January 14, 2021

DCTRS

Damascus Center for Theoretical and Civil Rights Studies

Conservative group offers copies of challenged Burbank books

A conservative youth organization announced Monday that it will provide students in the Burbank Unified School District with free copies of five challenged books that were temporarily removed from in-class instruction.

“In addition to putting the books Burbank schools are attempting to hide directly into students’ hands, [Young America’s Foundation] is calling on those with the power to do the right thing — the board members of the Burbank Unified School District — to immediately rescind their ban on these books,” the organization said on Twitter.

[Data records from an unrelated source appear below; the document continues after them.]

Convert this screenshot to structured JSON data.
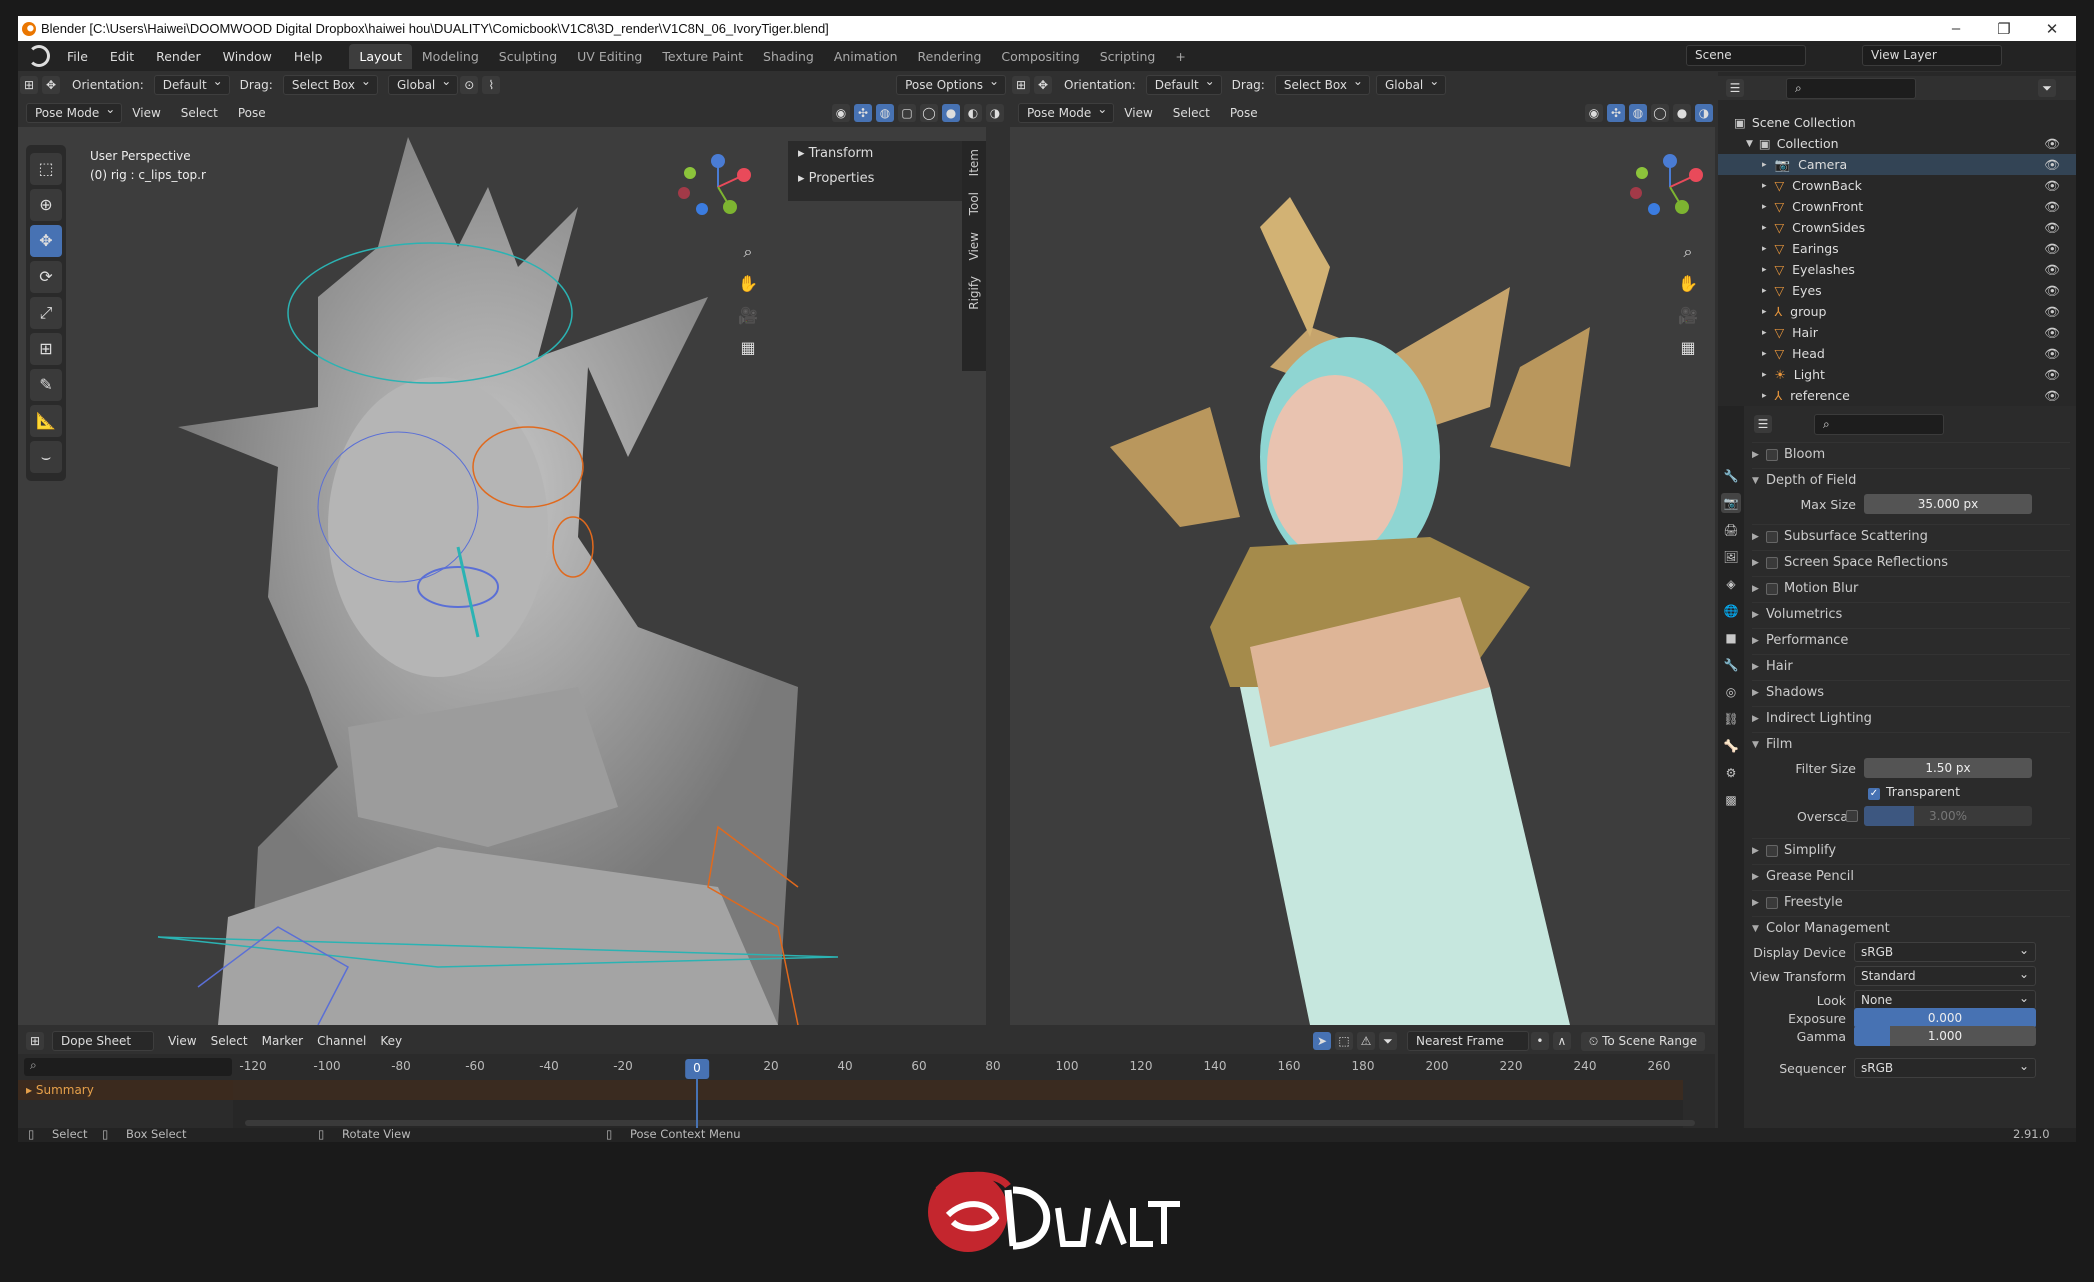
{
  "window": {
    "title": "Blender [C:\\Users\\Haiwei\\DOOMWOOD Digital Dropbox\\haiwei hou\\DUALITY\\Comicbook\\V1C8\\3D_render\\V1C8N_06_IvoryTiger.blend]"
  },
  "menu": [
    "File",
    "Edit",
    "Render",
    "Window",
    "Help"
  ],
  "workspaces": [
    "Layout",
    "Modeling",
    "Sculpting",
    "UV Editing",
    "Texture Paint",
    "Shading",
    "Animation",
    "Rendering",
    "Compositing",
    "Scripting"
  ],
  "active_workspace": "Layout",
  "scene": "Scene",
  "view_layer": "View Layer",
  "viewport_left": {
    "orientation_label": "Orientation:",
    "orientation": "Default",
    "drag_label": "Drag:",
    "drag": "Select Box",
    "transform": "Global",
    "mode": "Pose Mode",
    "menus": [
      "View",
      "Select",
      "Pose"
    ],
    "pose_options": "Pose Options",
    "perspective": "User Perspective",
    "object": "(0) rig : c_lips_top.r",
    "npanel": [
      "Transform",
      "Properties"
    ],
    "tabs": [
      "Item",
      "Tool",
      "View",
      "Rigify"
    ]
  },
  "viewport_right": {
    "orientation_label": "Orientation:",
    "orientation": "Default",
    "drag_label": "Drag:",
    "drag": "Select Box",
    "transform": "Global",
    "mode": "Pose Mode",
    "menus": [
      "View",
      "Select",
      "Pose"
    ]
  },
  "outliner": {
    "root": "Scene Collection",
    "collection": "Collection",
    "items": [
      "Camera",
      "CrownBack",
      "CrownFront",
      "CrownSides",
      "Earings",
      "Eyelashes",
      "Eyes",
      "group",
      "Hair",
      "Head",
      "Light",
      "reference"
    ]
  },
  "properties": {
    "sections": [
      "Bloom",
      "Depth of Field",
      "Subsurface Scattering",
      "Screen Space Reflections",
      "Motion Blur",
      "Volumetrics",
      "Performance",
      "Hair",
      "Shadows",
      "Indirect Lighting",
      "Film",
      "Simplify",
      "Grease Pencil",
      "Freestyle",
      "Color Management"
    ],
    "max_size_label": "Max Size",
    "max_size": "35.000 px",
    "filter_size_label": "Filter Size",
    "filter_size": "1.50 px",
    "transparent_label": "Transparent",
    "overscan_label": "Overscan",
    "overscan": "3.00%",
    "overscan_fraction": 0.3,
    "display_device_label": "Display Device",
    "display_device": "sRGB",
    "view_transform_label": "View Transform",
    "view_transform": "Standard",
    "look_label": "Look",
    "look": "None",
    "exposure_label": "Exposure",
    "exposure": "0.000",
    "gamma_label": "Gamma",
    "gamma": "1.000",
    "gamma_fraction": 0.2,
    "sequencer_label": "Sequencer",
    "sequencer": "sRGB"
  },
  "dopesheet": {
    "editor": "Dope Sheet",
    "menus": [
      "View",
      "Select",
      "Marker",
      "Channel",
      "Key"
    ],
    "snap": "Nearest Frame",
    "scene_range": "To Scene Range",
    "summary": "Summary",
    "ruler": [
      "-120",
      "-100",
      "-80",
      "-60",
      "-40",
      "-20",
      "0",
      "20",
      "40",
      "60",
      "80",
      "100",
      "120",
      "140",
      "160",
      "180",
      "200",
      "220",
      "240",
      "260"
    ],
    "current_frame": "0"
  },
  "status": {
    "select": "Select",
    "box_select": "Box Select",
    "rotate_view": "Rotate View",
    "pose_context": "Pose Context Menu",
    "version": "2.91.0"
  },
  "colors": {
    "accent": "#4772b3",
    "orange_bones": "#e0691d",
    "blue_bones": "#5a6fd6",
    "teal_bones": "#2bb3b3"
  }
}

On Sept. 9, English teachers in Burbank were told that they would not be allowed to teach some of the books on their curriculum until further notice: Harper Lee’s “To Kill a Mockingbird,” Mark Twain’s “The Adventures of Huckleberry Finn,” John Steinbeck’s “Of Mice and Men,” Theodore Taylor’s “The Cay” and Mildred D. Taylor’s Newbery Medal-winning young-adult classic “Roll of Thunder, Hear My Cry.”

Four parents filed district complaints alleging that the novels, which deal with race and racism in America, are harmful to the public school district’s roughly 400 Black students. The district formed a 15-person review committee to address the challenges and present a recommendation to BUSD Superintendent Matt Hill. A district decision about whether to remove the books permanently from in-class instruction is still pending.

“These books are classics of American fiction precisely because they address uncomfortable historical truths from our past,” Rob Raede, the donor who will make the books available to students, told the YAF. “We are proud to do what we can to make sure the students of Burbank have access to this great literature, despite the efforts of the book-banning cowards on the school board to deny to their students the lessons contained within.”

In a statement published on the organization’s website, YAF spokesman Spencer Brown said, “History is to be learned from, not erased anytime the whims of a leftist mob deem it uncomfortable.” Raede’s donation, he added, will help the YAF “provide these important works of literature and do what the Burbank School Board won’t — allow its students to learn from and wrestle with the ideas in these iconic books.”

The challenge does not forbid Burbank students from reading the books; it only restricts in-class teaching of them. According to Superintendent Hill, the novels will still be available in school libraries and classrooms.